Suas críticas variam entre o puro moralismo (“falta de empatia”, “egoísmo”, “intolerância” etc.) e o esforço em tentar tecer teses rápidas de antropologia, citando Roberto DaMatta e Lilia Shwarcz – o fenômeno da “carteirada” ou do “você sabe com quem está falando?” como um hábito enraizado no “jeitinho brasileiro”.

E chegam a um incrível esforço histórico em relembrar os resquícios do “sistema colonial de capitanias hereditárias e do regime escravocrata” – como se também o próprio monopólio midiático não fosse uma herança desse passado não resolvido na Nação.

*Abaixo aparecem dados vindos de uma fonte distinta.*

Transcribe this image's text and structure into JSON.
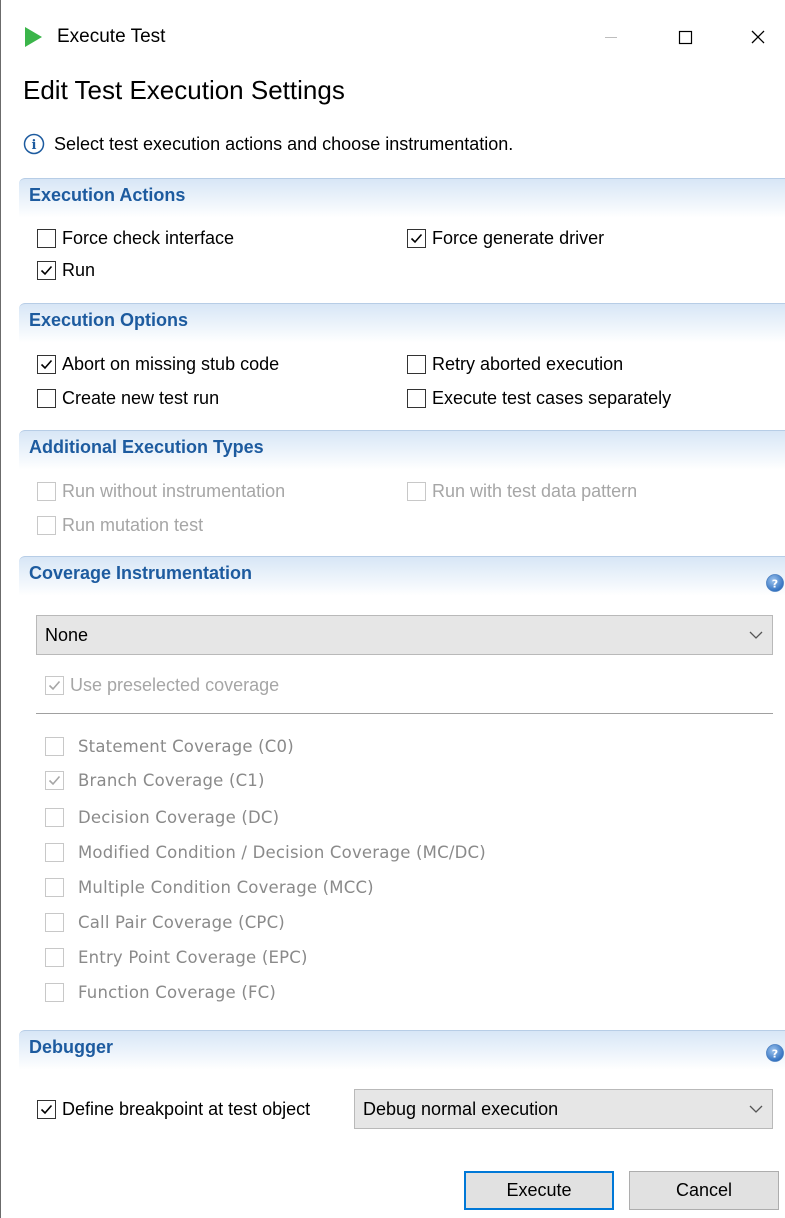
{
  "window": {
    "title": "Execute Test",
    "app_icon": "play-triangle-icon"
  },
  "heading": "Edit Test Execution Settings",
  "info": {
    "icon": "info-icon",
    "text": "Select test execution actions and choose instrumentation."
  },
  "sections": {
    "execution_actions": {
      "title": "Execution Actions",
      "force_check_interface": "Force check interface",
      "force_generate_driver": "Force generate driver",
      "run": "Run"
    },
    "execution_options": {
      "title": "Execution Options",
      "abort_missing_stub": "Abort on missing stub code",
      "retry_aborted": "Retry aborted execution",
      "create_new_run": "Create new test run",
      "execute_separately": "Execute test cases separately"
    },
    "additional_types": {
      "title": "Additional Execution Types",
      "run_without_instr": "Run without instrumentation",
      "run_with_pattern": "Run with test data pattern",
      "run_mutation": "Run mutation test"
    },
    "coverage": {
      "title": "Coverage Instrumentation",
      "select_value": "None",
      "use_preselected": "Use preselected coverage",
      "items": [
        {
          "label": "Statement Coverage (C0)",
          "checked": false
        },
        {
          "label": "Branch Coverage (C1)",
          "checked": true
        },
        {
          "label": "Decision Coverage (DC)",
          "checked": false
        },
        {
          "label": "Modified Condition / Decision Coverage (MC/DC)",
          "checked": false
        },
        {
          "label": "Multiple Condition Coverage (MCC)",
          "checked": false
        },
        {
          "label": "Call Pair Coverage (CPC)",
          "checked": false
        },
        {
          "label": "Entry Point Coverage (EPC)",
          "checked": false
        },
        {
          "label": "Function Coverage (FC)",
          "checked": false
        }
      ]
    },
    "debugger": {
      "title": "Debugger",
      "define_breakpoint": "Define breakpoint at test object",
      "select_value": "Debug normal execution"
    }
  },
  "buttons": {
    "execute": "Execute",
    "cancel": "Cancel"
  },
  "colors": {
    "section_title": "#1d5b9f",
    "primary_border": "#0078d7",
    "play_icon": "#3bb54a"
  }
}
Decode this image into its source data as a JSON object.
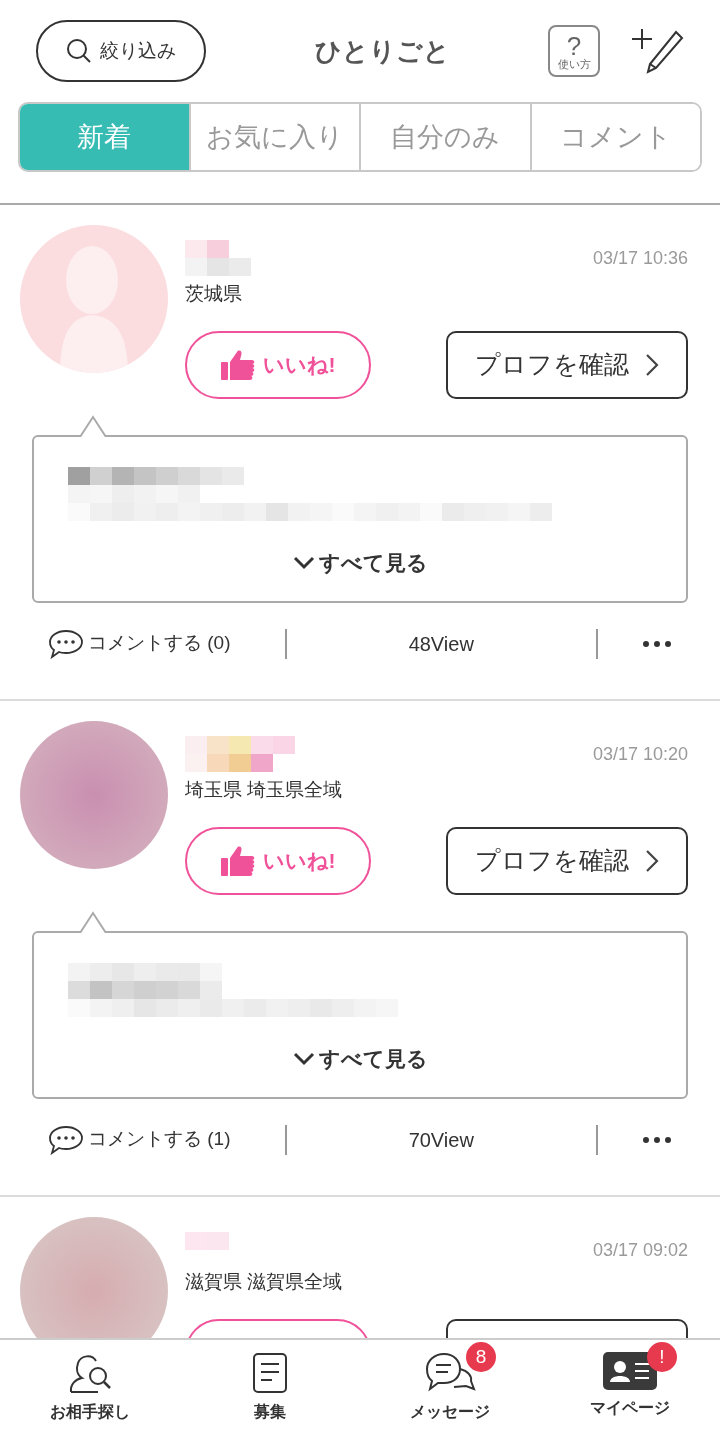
{
  "header": {
    "filter_button": "絞り込み",
    "title": "ひとりごと",
    "help_icon": "?",
    "help_button": "使い方"
  },
  "tabs": [
    {
      "label": "新着",
      "selected": true
    },
    {
      "label": "お気に入り",
      "selected": false
    },
    {
      "label": "自分のみ",
      "selected": false
    },
    {
      "label": "コメント",
      "selected": false
    }
  ],
  "posts": [
    {
      "kind": "silhouette",
      "time": "03/17 10:36",
      "location": "茨城県",
      "like_button": "いいね!",
      "profile_button": "プロフを確認",
      "see_all": "すべて見る",
      "comment_link": "コメントする (0)",
      "views": "48View"
    },
    {
      "kind": "blur",
      "time": "03/17 10:20",
      "location": "埼玉県 埼玉県全域",
      "like_button": "いいね!",
      "profile_button": "プロフを確認",
      "see_all": "すべて見る",
      "comment_link": "コメントする (1)",
      "views": "70View"
    },
    {
      "kind": "blur",
      "time": "03/17 09:02",
      "location": "滋賀県 滋賀県全域"
    }
  ],
  "bottom_nav": [
    {
      "label": "お相手探し",
      "kind": "search-person",
      "selected": false
    },
    {
      "label": "募集",
      "kind": "document",
      "selected": false
    },
    {
      "label": "メッセージ",
      "kind": "chat",
      "selected": false,
      "badge": "8"
    },
    {
      "label": "マイページ",
      "kind": "profile-card",
      "selected": false,
      "badge": "!"
    }
  ]
}
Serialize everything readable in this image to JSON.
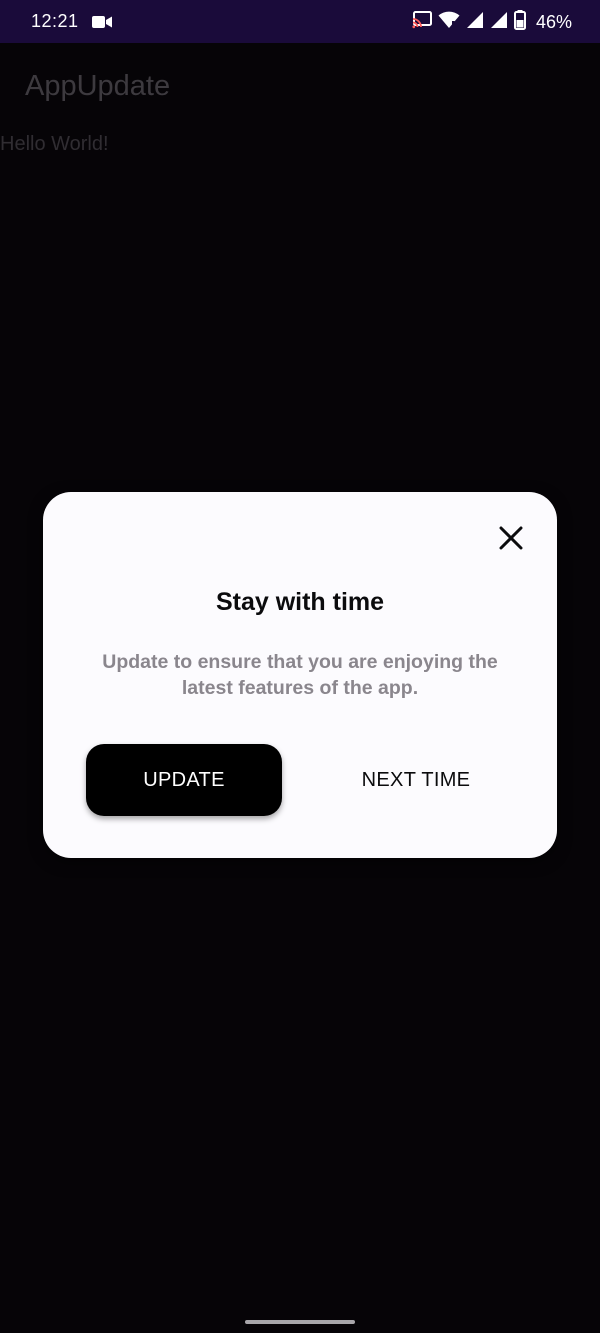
{
  "status_bar": {
    "time": "12:21",
    "battery_percent": "46%",
    "background_color": "#1a0b3a",
    "icons": [
      "video-camera-icon",
      "cast-icon",
      "wifi-icon",
      "signal-icon",
      "signal-icon",
      "battery-icon"
    ]
  },
  "app": {
    "title": "AppUpdate",
    "body_text": "Hello World!"
  },
  "dialog": {
    "close_icon": "close-icon",
    "title": "Stay with time",
    "message": "Update to ensure that you are enjoying the latest features of the app.",
    "primary_button_label": "UPDATE",
    "secondary_button_label": "NEXT TIME",
    "primary_button_color": "#000000",
    "background_color": "#fcfbfe"
  }
}
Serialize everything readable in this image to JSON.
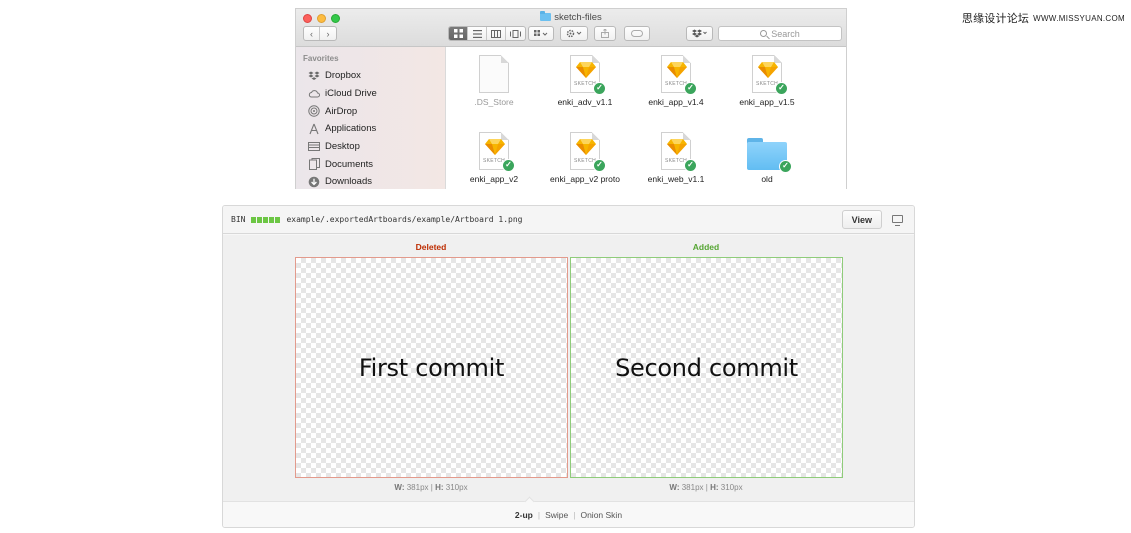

Uauuu!!!! A grande mídia está se tornando progressista? Está fazendo mea culpa? Estamos bem longe disso. Na verdade, a mídia corporativa ainda está no modo “controle de danos”, desde o impeachment de 2016 – depois de anos funcionando como um verdadeiro partido de oposição, servindo de câmara de eco para tudo que era de mais regressivo no “Brasil profundo” dentro da estratégia de engrossar a oposição vestindo verde-amarela que ocuparia ruas e avenidas.

O desembargador que chama o guarda municipal de “analfabeto” e amassa e joga na areia a multa; e a mulher que disse “cidadão não, engenheiro civil, melhor do que você!” tem menos a ver com “carteirada” de um indomável natureza macunaímica do brasileiro e muito mais com um efeito midiático bem conhecido aqui no blog Cinegnose: o Efeito Heisenberg.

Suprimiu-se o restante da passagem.